Jonathan Freedland’s First on the White House agenda—the collapse of the global order. Next, war? for The Guardian was recommended to me by someone whose opinions I esteem. Freedland’s litany of existential threats rising from the presidency of Donald John Trump—and Trump’s Gríma Wormtongue Steve Bannon in particular—are real.
…Steve Bannon, the man rapidly emerging as the true power behind the gaudy Trump throne. Given Bannon’s influence – he is the innermost member of the president’s inner circle and will have a permanent seat on the National Security Council, a privilege Trump has denied the head of the US military—it’s worth taking a good look at the books on his bedside table.

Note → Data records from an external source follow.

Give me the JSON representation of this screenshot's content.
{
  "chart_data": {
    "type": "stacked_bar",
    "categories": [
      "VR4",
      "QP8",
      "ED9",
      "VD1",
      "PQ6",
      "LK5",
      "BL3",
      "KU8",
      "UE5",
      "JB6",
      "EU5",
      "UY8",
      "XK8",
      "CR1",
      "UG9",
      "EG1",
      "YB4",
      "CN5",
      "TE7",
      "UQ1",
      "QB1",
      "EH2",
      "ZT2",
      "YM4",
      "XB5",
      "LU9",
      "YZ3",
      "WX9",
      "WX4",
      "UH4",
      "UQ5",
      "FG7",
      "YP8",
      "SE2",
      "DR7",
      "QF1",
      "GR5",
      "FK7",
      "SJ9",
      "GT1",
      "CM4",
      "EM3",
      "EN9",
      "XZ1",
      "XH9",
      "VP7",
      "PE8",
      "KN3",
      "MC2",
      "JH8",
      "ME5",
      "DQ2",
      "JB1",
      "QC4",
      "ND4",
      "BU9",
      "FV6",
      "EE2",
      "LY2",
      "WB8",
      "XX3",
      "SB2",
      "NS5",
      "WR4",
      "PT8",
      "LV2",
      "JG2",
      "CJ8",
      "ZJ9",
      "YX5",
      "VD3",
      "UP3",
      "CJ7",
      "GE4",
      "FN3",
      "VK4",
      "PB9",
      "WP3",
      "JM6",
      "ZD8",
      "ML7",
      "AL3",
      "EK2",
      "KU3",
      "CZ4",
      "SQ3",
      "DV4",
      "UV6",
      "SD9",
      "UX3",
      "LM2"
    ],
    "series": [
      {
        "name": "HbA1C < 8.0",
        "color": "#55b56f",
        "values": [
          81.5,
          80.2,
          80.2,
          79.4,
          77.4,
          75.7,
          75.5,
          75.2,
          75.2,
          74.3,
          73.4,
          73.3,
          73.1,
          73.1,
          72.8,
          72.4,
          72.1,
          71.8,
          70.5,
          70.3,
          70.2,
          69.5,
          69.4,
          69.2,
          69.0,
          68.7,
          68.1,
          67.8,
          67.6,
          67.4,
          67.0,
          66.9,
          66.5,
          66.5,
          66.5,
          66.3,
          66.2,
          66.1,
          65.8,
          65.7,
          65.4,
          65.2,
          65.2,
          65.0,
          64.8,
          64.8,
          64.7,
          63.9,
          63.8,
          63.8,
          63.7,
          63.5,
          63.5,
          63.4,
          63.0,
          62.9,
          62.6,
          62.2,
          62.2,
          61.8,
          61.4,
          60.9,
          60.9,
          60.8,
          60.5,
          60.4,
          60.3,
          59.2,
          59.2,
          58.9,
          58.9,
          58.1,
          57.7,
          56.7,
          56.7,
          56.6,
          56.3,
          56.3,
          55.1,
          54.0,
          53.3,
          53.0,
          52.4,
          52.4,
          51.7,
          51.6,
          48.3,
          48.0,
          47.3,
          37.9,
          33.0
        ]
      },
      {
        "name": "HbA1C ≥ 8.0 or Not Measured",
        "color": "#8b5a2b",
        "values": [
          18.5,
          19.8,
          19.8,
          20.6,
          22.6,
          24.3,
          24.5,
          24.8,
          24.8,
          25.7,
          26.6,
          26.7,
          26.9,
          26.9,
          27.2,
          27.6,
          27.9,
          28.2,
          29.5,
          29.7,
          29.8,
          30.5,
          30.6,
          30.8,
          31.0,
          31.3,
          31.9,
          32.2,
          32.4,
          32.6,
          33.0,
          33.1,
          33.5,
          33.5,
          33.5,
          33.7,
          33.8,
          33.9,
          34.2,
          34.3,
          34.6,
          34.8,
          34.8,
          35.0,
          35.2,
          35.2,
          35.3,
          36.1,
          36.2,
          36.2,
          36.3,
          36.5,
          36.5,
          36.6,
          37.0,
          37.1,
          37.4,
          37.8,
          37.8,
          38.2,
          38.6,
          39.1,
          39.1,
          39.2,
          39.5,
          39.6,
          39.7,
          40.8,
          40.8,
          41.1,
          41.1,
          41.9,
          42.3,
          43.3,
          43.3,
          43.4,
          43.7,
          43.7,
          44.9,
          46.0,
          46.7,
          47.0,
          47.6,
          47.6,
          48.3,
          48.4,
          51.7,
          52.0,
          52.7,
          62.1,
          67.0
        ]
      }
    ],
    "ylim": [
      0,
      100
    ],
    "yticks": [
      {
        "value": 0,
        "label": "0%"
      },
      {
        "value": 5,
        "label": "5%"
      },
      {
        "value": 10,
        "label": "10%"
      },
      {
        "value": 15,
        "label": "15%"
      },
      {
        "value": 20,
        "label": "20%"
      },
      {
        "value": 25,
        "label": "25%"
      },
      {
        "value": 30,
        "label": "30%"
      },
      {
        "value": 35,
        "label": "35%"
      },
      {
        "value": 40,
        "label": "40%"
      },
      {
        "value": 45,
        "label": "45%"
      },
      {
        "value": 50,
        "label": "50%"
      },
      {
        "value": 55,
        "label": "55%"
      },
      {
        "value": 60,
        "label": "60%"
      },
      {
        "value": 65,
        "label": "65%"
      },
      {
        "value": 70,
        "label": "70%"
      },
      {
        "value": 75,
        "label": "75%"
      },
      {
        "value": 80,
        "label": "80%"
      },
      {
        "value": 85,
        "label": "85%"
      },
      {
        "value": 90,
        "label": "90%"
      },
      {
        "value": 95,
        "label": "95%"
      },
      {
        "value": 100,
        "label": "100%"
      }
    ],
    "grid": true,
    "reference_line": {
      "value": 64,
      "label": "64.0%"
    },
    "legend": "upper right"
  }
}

Close to the top of the pile, according to this week’s Time magazine, is a book called The Fourth Turning, which argues that human history moves in 80- to 100-year cycles, each one climaxing in a violent cataclysm that destroys the old order and replaces it with something new. For the US, there have been three such upheavals: the founding revolutionary war that ended in 1783, the civil war of the 1860s and the second world war of the 1940s. According to the book, America is on the brink of another.
You’ll notice what all those previous transformations have in common: war on an epic scale. For Bannon, previously impresario of the far-right Breitbart website, that is not a prospect to fear but to relish. Time, which has Bannon on the cover, quotes him all but yearning for large-scale and bloody conflict. “We’re at war” is a favourite Bannon slogan, whether it’s the struggle against jihadism, which Bannon describes as “a global existential war” that may turn into “a major shooting war in the Middle East”, or the looming clash with China.
Freedman goes on to bring global events in The European Union (Brexit), Eastern Europe (Putin), Asia (China) and the Middle East (ISIS) into focus as greater threats. His conclusion, however, is wrong, or at least wrongheaded. He writes:
All this leaves liberals and the left in an unfamiliar, unwanted position. Progressives seek progress: their preferred stance is advocating for change, for improving on the status quo. But the great shifts of 2016 have left them – us – in a new place. Suddenly we find ourselves campaigning not for what could be, but for what was.
That is giving up. Trump and his Grima Wormtongue will not be stopped by progressives digging in and trying to hold onto anything. As General George S. Patton told his troops, we’re not holding anything. Our Revolution is not about clutching our past successes. Our Revolution is about advancing the progressive agenda on every front. Let Trump, Bannon and the Koch brothers try to hold onto their pathetic trophies.
Not, perhaps, since the presidency of Richard Milhous Nixon have the citizen of the United States of America faced such a crisis. We will not come out of this better without a fight.
We all must decide, just whose side we’re on.